Cet article généraliste a pour vocation de vous rappeler ce qu’est une marketplace et quel est le cadre juridique qui l’entoure. 

Maître Marie Marcotte, avocate en droit commercial et en droit du numérique, revient pour vous sur les principaux points juridiques que soulève le lancement d’une plateforme de marché. 

 

 

Qu’est-ce qu’une marketplace ? 

 

Une marketplace, aussi appelée place de marché, peut se définir comme un service d’intermédiation commerciale. Plus concrètement, il s’agit d’une plateforme en ligne sur laquelle plusieurs parties sont mises en relation en vue de la vente d'un bien ou de la fourniture d'un service. Il s’agit d’un site e-commerce tripartite : s’y rencontrent l’opérateur de la marketplace, le vendeur et l’acheteur. 

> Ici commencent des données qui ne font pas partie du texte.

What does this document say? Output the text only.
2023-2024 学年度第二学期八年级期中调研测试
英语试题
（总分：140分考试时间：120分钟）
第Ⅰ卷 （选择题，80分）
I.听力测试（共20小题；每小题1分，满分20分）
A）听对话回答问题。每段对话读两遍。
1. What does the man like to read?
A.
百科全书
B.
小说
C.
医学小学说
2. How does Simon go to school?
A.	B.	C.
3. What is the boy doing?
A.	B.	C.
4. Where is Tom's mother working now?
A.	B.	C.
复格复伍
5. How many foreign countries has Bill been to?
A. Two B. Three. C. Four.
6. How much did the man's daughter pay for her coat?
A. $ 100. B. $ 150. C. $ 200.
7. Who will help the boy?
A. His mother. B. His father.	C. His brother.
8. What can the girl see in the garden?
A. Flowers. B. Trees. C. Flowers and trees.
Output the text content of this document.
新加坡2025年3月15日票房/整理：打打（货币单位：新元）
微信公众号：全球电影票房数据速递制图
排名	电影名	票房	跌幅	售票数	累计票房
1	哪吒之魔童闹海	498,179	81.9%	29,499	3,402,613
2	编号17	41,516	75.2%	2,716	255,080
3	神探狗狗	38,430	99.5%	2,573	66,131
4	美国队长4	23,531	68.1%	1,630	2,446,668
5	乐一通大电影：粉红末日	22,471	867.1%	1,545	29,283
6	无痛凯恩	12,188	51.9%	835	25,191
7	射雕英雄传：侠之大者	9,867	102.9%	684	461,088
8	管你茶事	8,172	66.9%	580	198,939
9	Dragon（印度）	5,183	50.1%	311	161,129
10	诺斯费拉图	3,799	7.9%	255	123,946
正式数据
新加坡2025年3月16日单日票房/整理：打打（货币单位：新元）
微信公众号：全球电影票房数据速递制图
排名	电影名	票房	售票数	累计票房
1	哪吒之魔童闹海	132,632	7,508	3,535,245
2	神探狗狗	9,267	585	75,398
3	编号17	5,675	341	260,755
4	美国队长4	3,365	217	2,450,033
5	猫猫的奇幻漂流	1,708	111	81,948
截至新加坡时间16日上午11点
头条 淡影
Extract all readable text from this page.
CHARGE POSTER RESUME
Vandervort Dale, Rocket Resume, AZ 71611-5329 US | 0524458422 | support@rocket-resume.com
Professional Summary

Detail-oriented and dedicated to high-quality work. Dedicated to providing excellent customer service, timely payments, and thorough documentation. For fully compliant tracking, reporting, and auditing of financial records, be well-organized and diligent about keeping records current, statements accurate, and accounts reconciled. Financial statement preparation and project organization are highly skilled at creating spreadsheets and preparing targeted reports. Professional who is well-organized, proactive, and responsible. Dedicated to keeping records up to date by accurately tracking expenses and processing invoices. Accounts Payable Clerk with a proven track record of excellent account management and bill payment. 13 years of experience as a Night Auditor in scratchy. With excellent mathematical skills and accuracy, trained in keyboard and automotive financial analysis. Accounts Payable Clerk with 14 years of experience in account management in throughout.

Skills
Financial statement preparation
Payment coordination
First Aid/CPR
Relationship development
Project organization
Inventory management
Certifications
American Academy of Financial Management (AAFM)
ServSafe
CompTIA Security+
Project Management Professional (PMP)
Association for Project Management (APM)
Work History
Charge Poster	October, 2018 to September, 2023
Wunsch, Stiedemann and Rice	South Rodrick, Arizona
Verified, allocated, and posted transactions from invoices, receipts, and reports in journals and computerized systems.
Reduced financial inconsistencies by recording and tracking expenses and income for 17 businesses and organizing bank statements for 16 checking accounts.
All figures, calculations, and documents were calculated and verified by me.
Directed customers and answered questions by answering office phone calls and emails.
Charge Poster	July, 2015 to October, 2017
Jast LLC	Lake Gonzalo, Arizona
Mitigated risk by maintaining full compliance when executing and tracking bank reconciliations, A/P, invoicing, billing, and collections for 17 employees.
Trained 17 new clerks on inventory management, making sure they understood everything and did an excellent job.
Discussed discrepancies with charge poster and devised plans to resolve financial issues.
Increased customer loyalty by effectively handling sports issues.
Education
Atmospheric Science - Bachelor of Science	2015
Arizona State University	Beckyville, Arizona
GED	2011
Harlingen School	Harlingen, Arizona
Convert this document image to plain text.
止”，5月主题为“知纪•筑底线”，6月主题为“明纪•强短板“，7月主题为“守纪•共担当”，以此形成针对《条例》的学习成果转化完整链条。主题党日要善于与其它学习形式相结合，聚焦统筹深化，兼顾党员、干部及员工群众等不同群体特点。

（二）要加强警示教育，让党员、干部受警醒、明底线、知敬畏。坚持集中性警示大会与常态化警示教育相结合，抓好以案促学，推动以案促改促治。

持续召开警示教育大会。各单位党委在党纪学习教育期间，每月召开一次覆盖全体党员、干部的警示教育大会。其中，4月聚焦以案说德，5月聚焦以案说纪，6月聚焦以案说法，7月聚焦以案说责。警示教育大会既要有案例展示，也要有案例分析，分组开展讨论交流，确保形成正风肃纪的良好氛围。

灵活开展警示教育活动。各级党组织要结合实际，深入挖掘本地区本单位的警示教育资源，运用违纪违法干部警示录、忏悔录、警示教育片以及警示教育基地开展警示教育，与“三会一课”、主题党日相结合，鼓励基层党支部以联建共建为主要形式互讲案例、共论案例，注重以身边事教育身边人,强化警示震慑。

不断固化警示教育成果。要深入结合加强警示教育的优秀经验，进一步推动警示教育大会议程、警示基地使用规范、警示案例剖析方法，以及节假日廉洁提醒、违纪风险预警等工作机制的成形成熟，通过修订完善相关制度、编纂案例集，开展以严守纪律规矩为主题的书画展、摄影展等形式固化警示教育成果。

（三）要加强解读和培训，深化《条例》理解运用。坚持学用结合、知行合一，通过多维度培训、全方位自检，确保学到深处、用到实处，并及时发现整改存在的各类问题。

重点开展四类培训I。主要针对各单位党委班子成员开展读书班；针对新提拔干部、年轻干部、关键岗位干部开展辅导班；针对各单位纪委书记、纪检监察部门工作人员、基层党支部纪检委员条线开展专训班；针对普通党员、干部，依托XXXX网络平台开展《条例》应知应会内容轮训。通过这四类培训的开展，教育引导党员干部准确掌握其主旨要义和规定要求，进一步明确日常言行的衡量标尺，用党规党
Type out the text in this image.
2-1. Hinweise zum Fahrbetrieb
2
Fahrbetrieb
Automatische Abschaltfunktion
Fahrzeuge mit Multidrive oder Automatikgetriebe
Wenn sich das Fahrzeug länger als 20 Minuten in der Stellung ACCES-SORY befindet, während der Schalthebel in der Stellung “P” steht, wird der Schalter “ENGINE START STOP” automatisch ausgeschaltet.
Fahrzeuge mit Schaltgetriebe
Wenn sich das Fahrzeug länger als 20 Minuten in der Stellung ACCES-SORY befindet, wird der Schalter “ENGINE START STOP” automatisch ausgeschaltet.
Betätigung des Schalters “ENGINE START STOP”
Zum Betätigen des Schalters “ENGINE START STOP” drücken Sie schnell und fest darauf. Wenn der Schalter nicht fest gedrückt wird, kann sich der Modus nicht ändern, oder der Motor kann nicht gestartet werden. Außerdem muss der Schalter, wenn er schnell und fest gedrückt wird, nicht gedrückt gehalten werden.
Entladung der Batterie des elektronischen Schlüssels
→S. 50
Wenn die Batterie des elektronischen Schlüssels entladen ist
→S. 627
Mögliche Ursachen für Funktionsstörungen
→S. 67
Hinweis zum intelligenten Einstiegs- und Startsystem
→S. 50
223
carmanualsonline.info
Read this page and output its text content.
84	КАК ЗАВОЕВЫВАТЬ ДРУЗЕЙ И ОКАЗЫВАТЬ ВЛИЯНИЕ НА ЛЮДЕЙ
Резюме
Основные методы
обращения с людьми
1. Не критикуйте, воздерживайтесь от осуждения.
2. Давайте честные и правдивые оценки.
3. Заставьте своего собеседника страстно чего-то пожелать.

La particularité de la place de marché réside dans le fait qu’elle compte une multiplicité de vendeurs. Ainsi, des marketplaces comme Amazon et Cdiscount proposent des espaces de vente en faisant bénéficier aux vendeurs des outils de leur plateforme, de leur renommée et de leur clientèle. Plusieurs modèles économiques sont possibles : prélèvement d’une commission par le site sur chaque vente (le plus répandu), système d’abonnement, frais d’insertion… 

La marketplace présente de nombreux avantages pour chacune des parties. Pour les vendeurs, elle offre un accès à une clientèle développée et à des garanties de paiement. Du côté des acheteurs, elle propose un choix de produits (et de tarifs) varié. 

 

Quel est le cadre contractuel de la marketplace ?

 

Il n’est pas facile de définir précisément le cadre contractuel de la marketplace. En effet, il existe en la matière une multiplicité de modèles économiques, d’utilisateurs et de produits proposés. 

Le mécanisme contractuel mis en place va dépendre du mode de fonctionnement de la marketplace. L’organisation tripartite de la marketplace engendre des obligations différentes selon les acteurs concernés : 

  • opérateur de la marketplace et vendeurs ; 
  • opérateur de la marketplace et acheteurs ;
  • vendeurs et acheteurs. 

Un soin particulier devra dès lors être apporté à la rédaction des conditions générales

Il a été reproché à certaines marketplaces d’user de leur force, imposant des contrats déséquilibrés aux vendeurs. 

C’est notamment pour lutter contre ces pratiques qu’un encadrement européen a été mis en place par le biais du règlement Platform to Business (PtoB) applicable depuis le 12 juillet 2020. 

 

Les apports du règlement P2B (platform to business)

Afin de rééquilibrer les rapports de force entre les marketplace et les vendeurs professionnels, le règlement P2B impose une série d’obligations aux marketplaces. 

A commencer par l’encadrement des règles de suspension, restriction ou résiliation des comptes vendeurs. Il était en effet fréquent que certaines marketplaces privent les vendeurs de leurs comptes professionnels sans préavis ou motifs légitimes. Depuis l’entrée en vigueur du règlement, la marketplace souhaitant suspendre ou clôturer le compte d’un vendeur professionnel devra motiver sa décision, fonder ses motifs sur la base de ses conditions générales et laisser une possibilité de recours au vendeur pour faire réclamation. A défaut, le compte du vendeur devra être rétabli. 
En outre, le règlement est venu renforcer les obligations de transparence des plateformes de mise en relation, notamment sur les conditions et règles de référencement des vendeurs. 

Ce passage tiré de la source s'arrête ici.